Addison disease is a chronic primary adrenal insufficiency which can be due to atrophy from exogenous cortisol intake, or due to destruction.
Atrophy of the adrenal glands can occur due to exogenous intake of high dose corticosteroids. After roughly a week of glucocorticoid intake, CRH and ACTH secretion decreases, and prolonged intake leads to physical atrophy of the adrenals. Beyond this point, it may take months to restore adrenal function, and patients may suffer from adrenal insufficiency.
Destruction of the adrenal gland can be due to many etiologies. One common cause is autoimmune adrenalitis, while others include metastases of cancer from other organs, hemorrhage from Waterhouse-Friderichsen syndrome, amyloidosis or infection (TB, coccidiomycosis).
Due to adrenal deficiency, hormones regularly produced are no longer secreted. Thus, patients have deficiencies in aldosterone and cortisol.

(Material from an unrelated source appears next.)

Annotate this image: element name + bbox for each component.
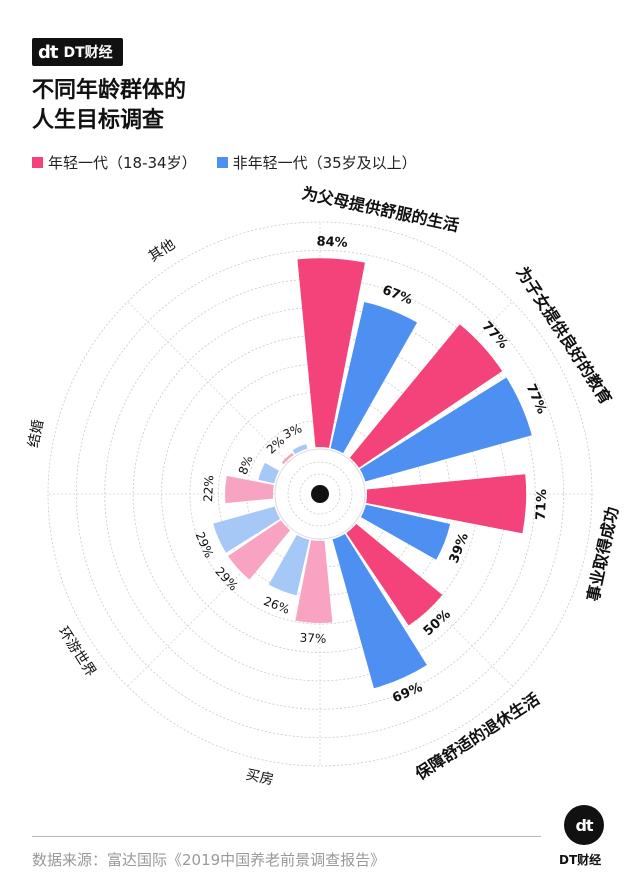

A common manifestation of Addison disease is skin flexure and mucous membrane hyperpigmentation. John F. Kennedy's bronzed skin was attributed to being afflicted with Addison disease.
In Addison disease, there is a decrease of adrenal hormone secretion, but a large increase in ACTH. The precursor to ACTH is POMC (proopiomelanocortin), and is also a precursor to MSH (Melanocyte stimulating hormone). As the demand for ACTH increases, an increase in its precursor also leads to excess MSH production, leading to hyperpigmentation.
Decreased aldosterone leads to hypotension, or a decrease in blood pressure. Aldosterone works on Na+/K+ pumps to resorb Na+, which is followed by water, leading to decreased blood volume, and subsequently, pressure.
As aldosterone works on Na+/K+ pumps in the distal tubule and collecting ducts, it works to maintain homeostasis of K+, Na+, and fluids. In this disease, a lack of aldosterone means that excess K+ is not secreted into the tubular lumen. This can lead to hyperkalemia in patients.
Metabolic acidosis occurs because Na+ resorption in the distal tubule is linked with H+ secretion under the influence of aldosterone. Low levels of aldosterone in the renal distal tubule leads to sodium wasting in the urine, and more importantly, excess H+ retention in the serum. This leads to acidosis.
Severe adrenal insufficiency leads to Addisonian crisis, which is a potentially life-threatening medical emergency which needs intervention. Patients can display coma, fever, convulsions, hypoglycemia, lethargy, and eventually death.
Diagnosis of Addison disease is supported with the ACTH stimulation test. A synthetic ACTH analog known as cosyntropin is administered either intramuscularly or intravenously. Serum cortisol levels are measured before and after this. If cortisol levels remain low after the injection, patients can be diagnosed with the disease.
Treatment for this disease is to replace the missing cortisol to mimic normal physiologic levels.